Andrew Tridgell tridge at osdl.org
Mon Jan 10 22:56:37 GMT 2005


One of the goals of Samba4 has been to use code generation to do a lot
of the hard work, and to make the code easier to maintain, more
reliable and more consistent.

Today we reached an interesting milestone as the C code in Samba4 is
now more than 50% auto-generated.  This figure has been steadily
rising as we have added more IDL code for various RPC interfaces, and
I expect it will go much higher before Samba4 is released. I would not
be surprised if Samba 4.0 is up to 70% auto-generated code.

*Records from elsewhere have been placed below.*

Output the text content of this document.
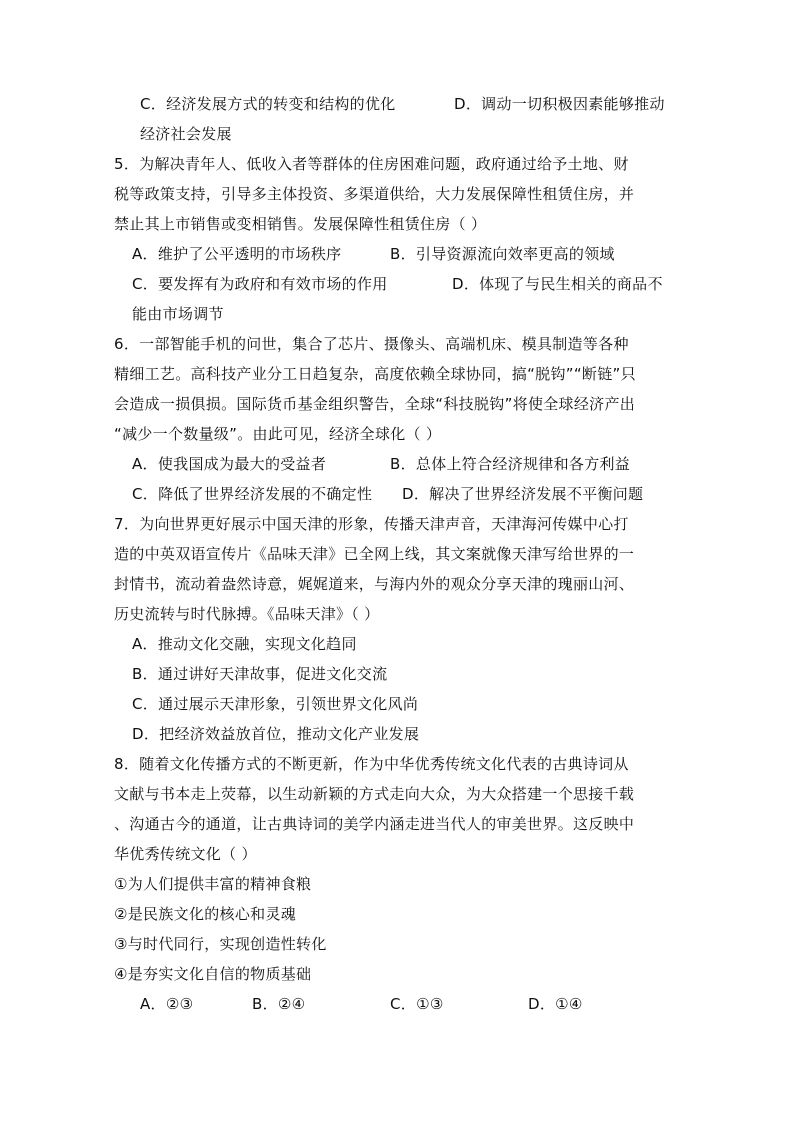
C．经济发展方式的转变和结构的优化	D．调动一切积极因素能够推动
经济社会发展
5．为解决青年人、低收入者等群体的住房困难问题，政府通过给予土地、财
税等政策支持，引导多主体投资、多渠道供给，大力发展保障性租赁住房，并
禁止其上市销售或变相销售。发展保障性租赁住房（ ）
A．维护了公平透明的市场秩序	B．引导资源流向效率更高的领域
C．要发挥有为政府和有效市场的作用	D．体现了与民生相关的商品不
能由市场调节
6．一部智能手机的问世，集合了芯片、摄像头、高端机床、模具制造等各种
精细工艺。高科技产业分工日趋复杂，高度依赖全球协同，搞“脱钩”“断链”只
会造成一损俱损。国际货币基金组织警告，全球“科技脱钩”将使全球经济产出
“减少一个数量级”。由此可见，经济全球化（ ）
A．使我国成为最大的受益者	B．总体上符合经济规律和各方利益
C．降低了世界经济发展的不确定性 D．解决了世界经济发展不平衡问题
7．为向世界更好展示中国天津的形象，传播天津声音，天津海河传媒中心打
造的中英双语宣传片《品味天津》已全网上线，其文案就像天津写给世界的一
封情书，流动着盎然诗意，娓娓道来，与海内外的观众分享天津的瑰丽山河、
历史流转与时代脉搏。《品味天津》（ ）
A．推动文化交融，实现文化趋同
B．通过讲好天津故事，促进文化交流
C．通过展示天津形象，引领世界文化风尚
D．把经济效益放首位，推动文化产业发展
8．随着文化传播方式的不断更新，作为中华优秀传统文化代表的古典诗词从
文献与书本走上荧幕，以生动新颖的方式走向大众，为大众搭建一个思接千载
、沟通古今的通道，让古典诗词的美学内涵走进当代人的审美世界。这反映中
华优秀传统文化（ ）
①为人们提供丰富的精神食粮
②是民族文化的核心和灵魂
③与时代同行，实现创造性转化
④是夯实文化自信的物质基础
A．②③	B．②④	C．①③	D．①④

We have two sources of code generation at the moment. The biggest is
the use of IDL and the pidl IDL compiler to generate code for
DCE/RPC. The second is the use of swig to generate code for
integrating with python scripting.

The huge advantage of auto-generated code was illustrated yesterday
when we converted all our RPC code to handle multiple interface
context_ids on a single RPC pipe (using the "alter_context" DCE/RPC
operation). Adding this required a change to just a handful of lines
in the code generator to immediately make nearly all of our RPC code
aware of the structural changes. If we had to do this using the old
Samba3 approach it would have been a much larger task.

The other really big advantage is in code quality. By auto-generating
we can make certain that every allocation is checked, every marshall
and unmarshall is bounds checked and that every structure is correctly
aligned. While we tried our best with the old hand generated approach
there were inevitable errors, and it was a nightmare to properly
maintain.

I'd like to give a big thank you to everyone who has helped this part
of Samba4 become a reality. In particular to Metze and Jelmer for
their fantastic work on the RPC infrastructure, to tpot for his work
on the python scripting and the ethereal dissector generation, to
abartlet for his tireless work on the authentication code, to Volker
for his work on the samr IDL and test suites and to everyone else who
has been contributing to this effort over the past few months.